• Dynamic vectorization for heterogeneous multi-core processors with single instruction set
  • ANR JCJC project
  • April 2020 to October 2023
  • Most of today’s computer systems have CPU cores and GPU cores on the same chip. Though both are general-purpose, CPUs and GPUs still have fundamentally different software stacks and programming models, starting from the instruction set architecture. Indeed, GPUs rely on static vectorization of parallel applications, which demands vector instruction sets instead of CPU scalar instruction sets. We advocate a disruptive change in both CPU and GPU architecture by introducing Dynamic Vectorization at the hardware level.Dynamic Vectorization will combine the efficiency of GPUs with the programmability and compatibility of CPUs by bringing them together into heterogeneous general-purpose multi-cores. It will enable processor architectures of the next decades to provide (1) high performance on sequential program sections thanks to latency-optimized cores, (2) energy-efficiency on parallel sections thanks to throughput-optimized cores, (3) programmability, binary compatibility and portability.

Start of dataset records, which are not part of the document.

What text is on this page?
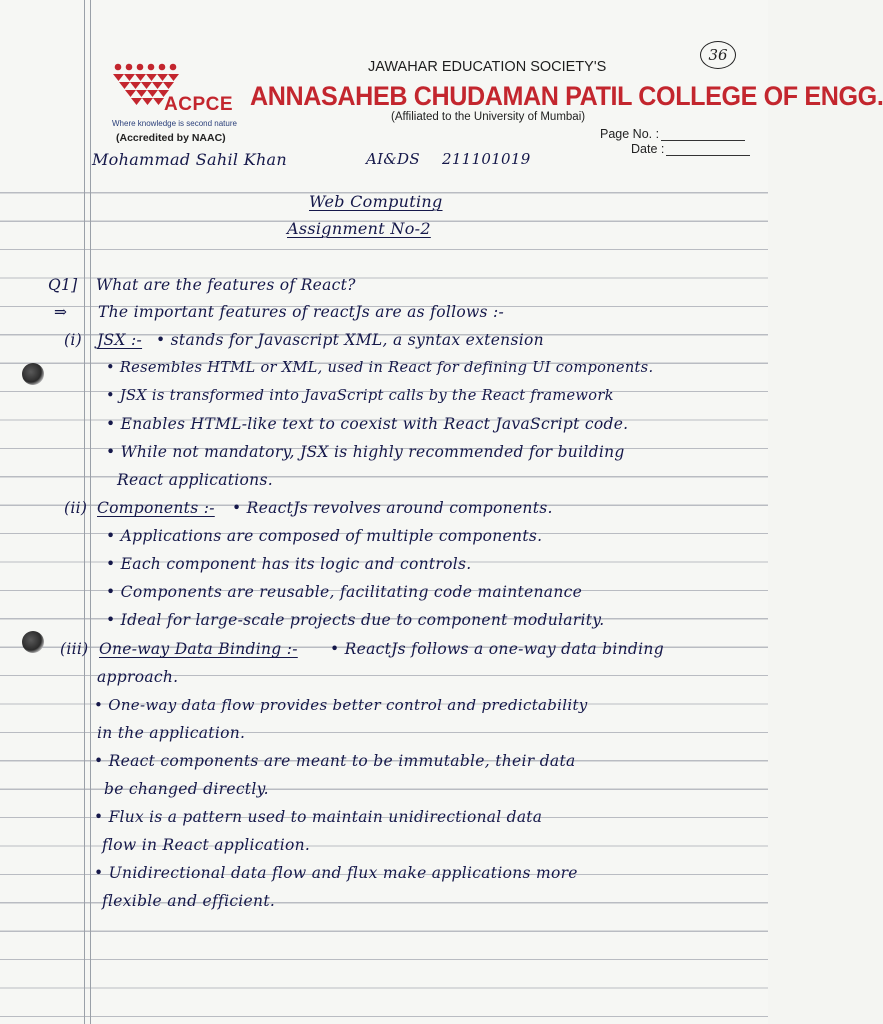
ACPCE
Where knowledge is second nature
(Accredited by NAAC)
JAWAHAR EDUCATION SOCIETY'S
ANNASAHEB CHUDAMAN PATIL COLLEGE OF ENGG.
(Affiliated to the University of Mumbai)
Page No. :
Date :
36
Mohammad Sahil Khan	AI&DS 211101019
Web Computing
Assignment No-2
Q1] What are the features of React?
⇒ The important features of reactJs are as follows :-
(i) JSX :- • stands for Javascript XML, a syntax extension
• Resembles HTML or XML, used in React for defining UI components.
• JSX is transformed into JavaScript calls by the React framework
• Enables HTML-like text to coexist with React JavaScript code.
• While not mandatory, JSX is highly recommended for building
React applications.
(ii) Components :- • ReactJs revolves around components.
• Applications are composed of multiple components.
• Each component has its logic and controls.
• Components are reusable, facilitating code maintenance
• Ideal for large-scale projects due to component modularity.
(iii) One-way Data Binding :- • ReactJs follows a one-way data binding
approach.
• One-way data flow provides better control and predictability
in the application.
• React components are meant to be immutable, their data
be changed directly.
• Flux is a pattern used to maintain unidirectional data
flow in React application.
• Unidirectional data flow and flux make applications more
flexible and efficient.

NOPE: Normally-Off Platforms for Embedded Systems

  • Exploratory Action of the Cominlabs LabEx
  • Jan-Dec 2019
  • Partners: IETR and LS2N
  • In normally-off computing, most components of the system are turned-off when no processing is running, and an instant-on function is provided so that processing starts as soon as power is on. Having most components off power allows to drastically reduce energy consumption. Instant-on allows to apply this policy without impairing too much performance. Normally-off computing is made possible thanks to the advent of new non-volatile memory (NVM) technologies based on spintronics. NOPE focuses on normally-off computing for small embedded systems. These systems are typically built using an ultra low-power System-on-Chip (SoC) and an embedded operating system (OS) tailored for their specific needs (limited memory and processing power, limited memory hierarchy, no hardware support for virtual memory, real-time scheduling). In this domain, pushing further energy efficiency enables to envision transiently powered systems that work without any battery, using energy harvested from the environment. In such systems, designers must consider that computations are made with unreliable power sources. This paradigm, known as transient computing, calls for the provision of a systematic and automated solution to accommodate power losses. NVM technologies are now sufficiently advanced for components to be commercialized, and even integrated in off-the-shelf ultra low-power SoCs alongside a conventional memory hierarchy. Questions are open concerning more complex integration scheme in the architecture of SoCs and works are still carried on. Moreover, very few works are dealing with the impact of this integration on platform software, as well as new opportunities that could be exploited at this level. By combining skills in compilation, RTOS design, and hardware architecture, we investigate how a holistic approach encompassing both hardware and software point-of-views could be used to fully exploit normally-off/instant-on capabilities and push forward energy efficiency in autonomous embedded systems.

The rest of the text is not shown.